After the 60 second earthquake on April 16, 1906, in San Francisco, California, it felt like the city would never recover. With thousands dead and infrastructure lost to the wreckage it seemed hopeless, however, it provided a great opportunity. Growing in the midst of distress can provide similar opportunities. Just as the earthquake unearthed fertile soil, and the ability to rebuild a better, more beautiful San Francisco, so we may be able to rebuild our faith, by confronting misunderstandings about our God, learning coping mechanisms, and claiming our purpose. In this episode of ANN InDepth, mental distress is discussed with Dr. Dee Knight, a doctor of clinical neuropsychology who has been running her own psychotherapy and consultation practice for over nine years, and Catalina Arevalo the host of Connected Adventist Podcast.
When challenges arise, we are quick to believe God failed us. He is either punishing us out of his unquenchable wrath or ignoring us in petty displeasure. Yet neither of these representations are even close to God’s true nature. This perception often stems from our compartmentalization of the bible: God is angry and destructive in the Old Testament and becomes clement and loving in the New Testament. Therefore, when the bad times roll in (as they often do) it is the Old Testament God who is punishing us for seemingly breaking complicated, never ending rules. Knight elaborates on the cultural impact of this belief, “The Barnard Group did research on that and 70 percent continue to see God as a punishing God, one who deals out punishment when we do wrong things, not necessarily a protective God.” Both Christians and non-Christian’s who hold this belief fail to recognize that it affects not only your relationship with God, but also your mental wellness. When God’s actions in both the New and Old Testament are seen in the context of omnipotent love, we are able to understand that our heavenly Father will never place us in a situation He has not equipped us for. It is only after this misconception is corrected that we can fully claim His promises and begin to grow in times of trial.

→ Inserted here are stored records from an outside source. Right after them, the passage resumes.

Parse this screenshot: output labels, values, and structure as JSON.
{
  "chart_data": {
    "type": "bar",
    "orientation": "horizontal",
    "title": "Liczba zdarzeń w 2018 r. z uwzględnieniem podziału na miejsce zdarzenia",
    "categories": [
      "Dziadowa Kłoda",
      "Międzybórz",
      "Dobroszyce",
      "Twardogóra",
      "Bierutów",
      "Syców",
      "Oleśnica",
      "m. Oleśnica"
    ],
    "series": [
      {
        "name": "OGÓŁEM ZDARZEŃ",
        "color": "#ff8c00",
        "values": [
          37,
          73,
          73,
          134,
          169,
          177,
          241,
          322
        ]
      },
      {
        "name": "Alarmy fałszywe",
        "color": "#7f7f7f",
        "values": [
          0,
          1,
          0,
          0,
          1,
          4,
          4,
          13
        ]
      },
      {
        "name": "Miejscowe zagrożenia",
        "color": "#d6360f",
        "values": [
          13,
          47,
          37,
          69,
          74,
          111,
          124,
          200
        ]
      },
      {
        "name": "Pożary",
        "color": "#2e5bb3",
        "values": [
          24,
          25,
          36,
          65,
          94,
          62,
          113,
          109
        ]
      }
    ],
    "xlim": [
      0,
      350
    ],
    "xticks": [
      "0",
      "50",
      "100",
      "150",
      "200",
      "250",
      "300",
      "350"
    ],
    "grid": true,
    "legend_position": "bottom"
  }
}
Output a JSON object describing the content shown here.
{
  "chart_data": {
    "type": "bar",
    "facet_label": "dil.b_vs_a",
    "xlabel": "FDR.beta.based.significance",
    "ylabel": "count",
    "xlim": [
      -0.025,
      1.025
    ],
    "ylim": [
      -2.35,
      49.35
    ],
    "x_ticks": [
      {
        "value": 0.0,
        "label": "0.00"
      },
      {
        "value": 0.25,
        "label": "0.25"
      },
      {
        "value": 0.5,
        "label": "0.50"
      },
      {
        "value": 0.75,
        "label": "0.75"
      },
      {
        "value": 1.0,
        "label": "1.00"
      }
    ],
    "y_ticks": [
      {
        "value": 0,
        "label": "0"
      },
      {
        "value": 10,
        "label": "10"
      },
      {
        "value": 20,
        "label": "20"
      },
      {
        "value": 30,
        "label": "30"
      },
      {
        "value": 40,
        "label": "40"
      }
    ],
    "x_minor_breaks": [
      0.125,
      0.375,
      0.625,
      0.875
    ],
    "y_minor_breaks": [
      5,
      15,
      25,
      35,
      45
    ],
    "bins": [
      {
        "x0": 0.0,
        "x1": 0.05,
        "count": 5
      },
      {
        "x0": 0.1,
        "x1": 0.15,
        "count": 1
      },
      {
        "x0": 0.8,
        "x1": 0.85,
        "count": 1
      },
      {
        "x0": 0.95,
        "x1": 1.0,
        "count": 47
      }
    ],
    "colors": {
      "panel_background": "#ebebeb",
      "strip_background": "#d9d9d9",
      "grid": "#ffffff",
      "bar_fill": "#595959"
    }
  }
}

The pandemic has challenged everyone, yet the level of devastation is not unanimous. Knight is clear to specify that undergoing trauma and experiencing a difficult time are two different spaces. In addition, one devastating event experienced by many does not imply universal outcomes. We are unique, and processing will not be the same for everyone. Yet as Knight explains, post traumatic stress can parallel, or lead to, post traumatic growth. Depression and anxiety can result from trauma or genetics that cause neurobiology to alter our chemical balance and are maintained by our thought patterns. Unproductive thought patterns, such as intrusive thoughts, negative self talk, or suicidal thoughts are difficult, but not impossible, to break out of. Knight implores that psychotherapy, cognitive behavioral therapy, and sometimes medication, are important to discover your individual path to healing. “That's just a tiny shift in your thinking, that's a tiny little strategy that you can use. Breathing exercises, progressive muscle relaxation, there's lots of guided imagery, there are lots of ways to kind of bring the stress level down”. Yet another means to address mental disruption is to prioritize rest, and practice saying no, so you can say yes to the things God is calling you to. In being intentional about practicing methods of healing and surrender we can realize that we are more than victims of our circumstances and seeking God’s help will bring us back into fullness.
For many, the pandemic put their lives on hold, altering their direction to such a degree that it prevented them from moving forward or adapting their purpose. As uprooting as the pandemic is, this does not suggest that our purpose is put on hold, waiting for it to be over in order to once again resume our course in kingdom work. Knight confirms, saying
“You do not have to wait until this season is over. I actually encourage people that, whether it's pandemic or not, do not wait to fulfill whatever your purpose is every single day, wake up and remember that there is a purpose for why you woke up that day, even if it's that you're honing your skills for something that God is going to use you for later”.
We must not use the pandemic to stall our growth as individuals, whether in major ministry movements, or living in obedience in the small things such as extending kindness and grace to others or yourself.
After a year of hearing platitudes about “adapting to a new normal”, such encouragement can feel more harmful than helpful. In adapting to where we are, it doesn't make us any less when we miss the forms of community Arevalo “it is crucial for human existence to have that interaction and to also have that physical interaction as well. We're just gonna have to really work through that and trust that God says He will provide for us on so many levels.”
We must extend grace, and recognize that we are all surviving a pandemic. We are all learning how to respond to a situation that is unprecedented and prompted by accelerated change.